On 28 October 1818, Keppetipola along with Pilimathalawe, another rebel leader were captured by Captain O’Neil of the British army, with the assistance of Native Lieutenant Cader-Boyet of the Ceylon Rifle Regiment. As the troops surrounded the house he was in, Keppitipola Disawe boldly came out and greeted Capt. O’Neil identified himself to them and gave himself in. After his capture, Keppetipola was taken to Kandy where he was tried for high treason and sentenced to death by beheading.

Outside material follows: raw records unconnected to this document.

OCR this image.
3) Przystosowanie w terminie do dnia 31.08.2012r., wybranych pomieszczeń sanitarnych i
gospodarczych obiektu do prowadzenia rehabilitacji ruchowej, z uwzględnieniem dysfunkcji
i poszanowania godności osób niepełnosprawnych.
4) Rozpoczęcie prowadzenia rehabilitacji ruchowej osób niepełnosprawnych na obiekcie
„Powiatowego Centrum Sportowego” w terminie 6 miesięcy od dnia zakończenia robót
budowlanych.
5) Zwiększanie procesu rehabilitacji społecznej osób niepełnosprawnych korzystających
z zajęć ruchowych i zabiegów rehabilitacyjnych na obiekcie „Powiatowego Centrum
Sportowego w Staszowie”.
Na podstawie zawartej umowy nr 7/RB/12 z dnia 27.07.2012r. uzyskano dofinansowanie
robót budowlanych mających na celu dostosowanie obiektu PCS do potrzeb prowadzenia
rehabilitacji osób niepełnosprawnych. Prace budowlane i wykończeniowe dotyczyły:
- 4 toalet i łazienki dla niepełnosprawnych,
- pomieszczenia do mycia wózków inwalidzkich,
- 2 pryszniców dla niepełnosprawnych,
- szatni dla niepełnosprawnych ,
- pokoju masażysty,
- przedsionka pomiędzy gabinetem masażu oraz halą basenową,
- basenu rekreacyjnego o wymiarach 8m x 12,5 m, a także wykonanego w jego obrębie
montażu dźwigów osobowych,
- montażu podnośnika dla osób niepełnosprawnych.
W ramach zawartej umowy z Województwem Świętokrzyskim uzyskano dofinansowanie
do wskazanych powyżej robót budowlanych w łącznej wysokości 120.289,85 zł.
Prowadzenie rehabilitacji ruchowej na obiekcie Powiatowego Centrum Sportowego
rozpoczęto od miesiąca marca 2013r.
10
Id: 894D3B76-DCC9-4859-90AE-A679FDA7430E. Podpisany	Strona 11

On 25 November 1818, Keppetipola and Madugalle, another rebel leader, were taken to the Temple of the Tooth, where they performed their religious rituals. Here Keppetipola made his final wish as to be born in the Himalayas on his next birth and attain Nirvana. He offered a cloth he wore to the temple, and presented his Dhammapada to his friend Simon Sawers. He requested Sawers to come to the execution grounds with him and witness his death but was refused as Sawers did not wish to see his friend's death.

Keppetipola and Madugalle were taken to the execution grounds at Bogambara, where Keppetipola requested the executioner to behead him with a single stroke of the sword. Keppetipola tied up his hair over his head to avoid it falling onto his neck and bent to receive the sword stroke, uttering the supreme and great qualities of the Buddha. However, the executioner failed to behead him with one stroke as requested and Keppetipola was killed on the second stroke.

After his death, his skull was taken to Britain and placed in the Phrenological Society of Edinburgh. When Ceylon gained independence from the British in 1948, Keppetipola was declared a national hero, because he'd fought against foreign rule. In 1954 at the request of the Government of Ceylon his skull was returned home, and entombed in the Keppetipola Memorial in Kandy.